As the peak summer growing season comes to an end, I took a trip to my parent’s place to have a look at their urban garden in full bloom. My parents have grown ripe tomatoes, feathery zucchini flowers, sweet string beans, basil, parsley, figs (yes, in New Jersey!), blazingly hot cayenne peppers, mint, squash, and woodsy rosemary for as long as I can remember. Most of the vegetables are started from heirloom seeds and mom and dad spend a considerable amount of time watering, weeding, cutting, tilling, etc. the garden. Generally, my parents don’t take on a project unless they can do it extremely well and their home garden is no exception.
The aforementioned garden inspired me to start my own small garden when we first purchased our home several years, but I quickly encountered two big problems: 1. lack of sun and 2. lack of time. I couldn’t do much about the lack of sun in our backyard given several large trees (I like the shade) but I could motivate myself to work harder on the garden. So, I tried to weed and nurture our small suburban garden, but I just didn’t have the passion and feel needed to make it flourish. So, now several years later we’re left with a few patio planters (in terra cotta) filled with lush basil and parsley (hey, I can make plenty of pesto).
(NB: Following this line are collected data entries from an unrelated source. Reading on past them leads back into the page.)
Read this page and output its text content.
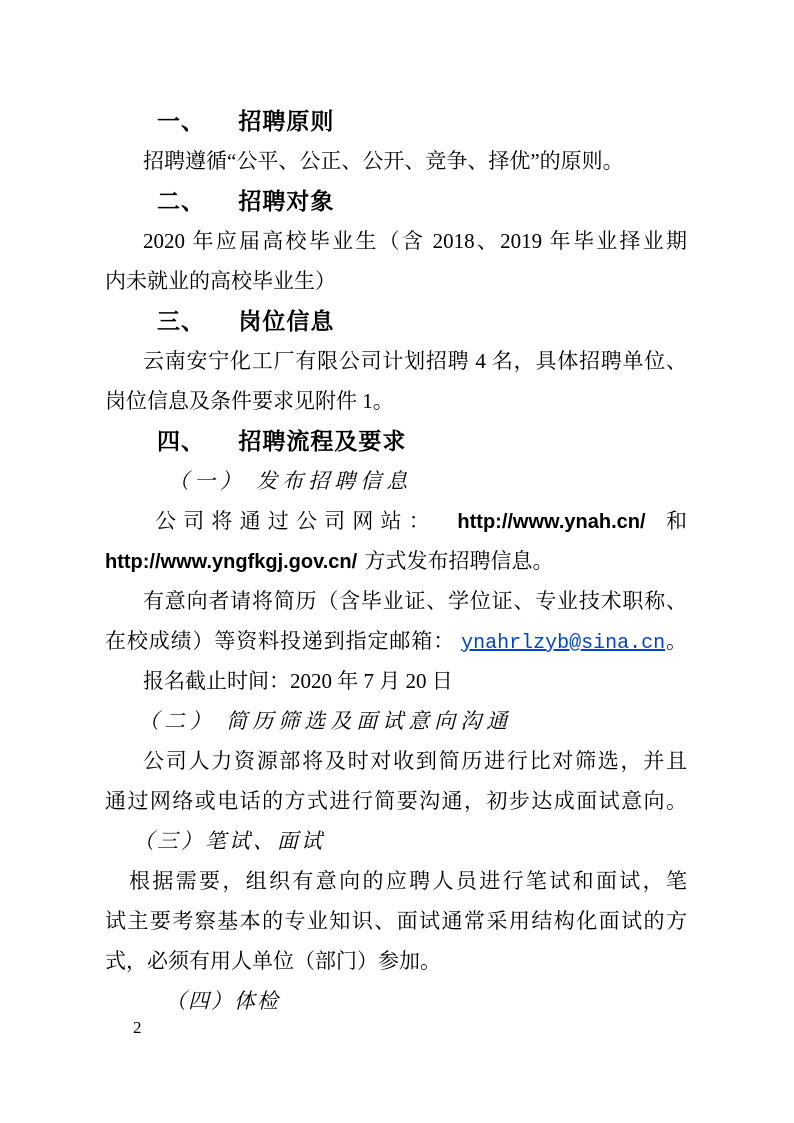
一、 招聘原则
招聘遵循“公平、公正、公开、竞争、择优”的原则。
二、 招聘对象
2020 年应届高校毕业生（含 2018、2019 年毕业择业期
内未就业的高校毕业生）
三、 岗位信息
云南安宁化工厂有限公司计划招聘 4 名，具体招聘单位、
岗位信息及条件要求见附件 1。
四、 招聘流程及要求
（一） 发布招聘信息
公司将通过公司网站： http://www.ynah.cn/ 和
http://www.yngfkgj.gov.cn/ 方式发布招聘信息。
有意向者请将简历（含毕业证、学位证、专业技术职称、
在校成绩）等资料投递到指定邮箱： ynahrlzyb@sina.cn。
报名截止时间：2020 年 7 月 20 日
（二） 简历筛选及面试意向沟通
公司人力资源部将及时对收到简历进行比对筛选，并且
通过网络或电话的方式进行简要沟通，初步达成面试意向。
（三）笔试、面试
根据需要，组织有意向的应聘人员进行笔试和面试，笔
试主要考察基本的专业知识、面试通常采用结构化面试的方
式，必须有用人单位（部门）参加。
（四）体检
2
I bring up my own garden malfunction story to prove a point. Namely, even with a good background and the know-how to garden there were still a few key elements missing that prevented me from growing high quality vegetables and herbs. That is to say, there are basic intangibles that allow high achievers to win the US Open or climb the corporate to CEO, for example, or even complete a large home improvement project or start and maintain a thriving garden that I didn’t possess when I started my garden.
Here are four intangible personality traits needed for general success in life (not necessarily to grow a great garden!):
1. Passion. You know what I’m talking about here; passion is the fuel that drives any big dream or desire to get stuff done. Passion pushes people to work countless hours on a crazy garage-bred idea or quite their job and move half way around the world to travel and explore the world.
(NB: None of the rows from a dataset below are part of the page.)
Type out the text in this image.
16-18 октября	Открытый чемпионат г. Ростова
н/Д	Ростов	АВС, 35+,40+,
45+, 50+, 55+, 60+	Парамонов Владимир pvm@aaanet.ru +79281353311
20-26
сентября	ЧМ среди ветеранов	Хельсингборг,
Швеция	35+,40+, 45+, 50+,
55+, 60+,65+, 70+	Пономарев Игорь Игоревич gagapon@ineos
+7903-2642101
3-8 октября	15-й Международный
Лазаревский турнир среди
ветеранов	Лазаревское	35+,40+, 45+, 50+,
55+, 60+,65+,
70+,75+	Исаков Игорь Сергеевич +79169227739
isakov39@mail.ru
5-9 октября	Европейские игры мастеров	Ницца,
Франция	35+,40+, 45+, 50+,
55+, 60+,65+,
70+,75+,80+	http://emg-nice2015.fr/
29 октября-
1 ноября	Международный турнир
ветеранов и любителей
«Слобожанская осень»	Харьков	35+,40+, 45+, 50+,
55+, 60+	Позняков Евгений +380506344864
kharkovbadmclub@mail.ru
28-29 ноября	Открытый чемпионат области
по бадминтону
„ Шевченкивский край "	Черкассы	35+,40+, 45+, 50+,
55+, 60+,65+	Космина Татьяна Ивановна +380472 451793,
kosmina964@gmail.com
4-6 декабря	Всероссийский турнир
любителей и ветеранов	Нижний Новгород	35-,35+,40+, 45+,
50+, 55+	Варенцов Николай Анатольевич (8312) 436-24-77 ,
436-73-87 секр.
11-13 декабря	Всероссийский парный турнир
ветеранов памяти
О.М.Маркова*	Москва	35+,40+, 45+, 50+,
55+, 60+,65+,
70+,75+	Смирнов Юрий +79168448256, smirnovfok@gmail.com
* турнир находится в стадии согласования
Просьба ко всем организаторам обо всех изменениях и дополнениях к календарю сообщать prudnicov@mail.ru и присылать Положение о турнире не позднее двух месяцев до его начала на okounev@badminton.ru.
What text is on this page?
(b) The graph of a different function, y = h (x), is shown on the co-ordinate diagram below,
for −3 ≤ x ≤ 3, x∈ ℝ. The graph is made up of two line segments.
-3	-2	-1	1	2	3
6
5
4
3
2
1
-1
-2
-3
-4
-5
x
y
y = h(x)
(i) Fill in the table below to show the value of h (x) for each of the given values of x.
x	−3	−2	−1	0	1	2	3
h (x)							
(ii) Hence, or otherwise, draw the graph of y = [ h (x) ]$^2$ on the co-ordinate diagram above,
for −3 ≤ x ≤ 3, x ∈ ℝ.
2. Shortsightedness. Any time someone achieves something extraordinary something else in their life, inevitably, takes a back seat. If you’re practicing to win the US Open, then it’s going to be tough to maintain a romantic relationship, travel for pleasure, or read a few great novels (do you think Roger Federer is a well rounded person?). Anything worth achieving requires a ton of time and certain things will take a back seat in life when time is at a premium.
3. Stubbornness. My parents would never allow their garden to die or produce mediocre results. In many ways, my parent’s greatest strength is their perseverance and willingness to push through life (even if the path is uphill and windy). This is a typical recent immigrant characteristic and tough to teach.
4. Feel. You can instruct someone to swing a tennis racquet, but you’ll quickly get a sense if that person has a “feel” for the racquet and how to, generally, hit a tennis ball. You’ll notice how their body moves and bends to greet the tennis ball and the explosion of arm and back muscles to propel the ball forward. You’ll also notice how the person reacts after they hit the ball; namely, how they land ready to swing again and quickly sprint left or right to chase down the next spinning tennis ball. This, in a crudely described manner, is having feel. Apply the description to business, cooking, parenting, sport, etc., if you don’t have it you’ll probably never be able to excel, at the highest level, at a particular task or goal.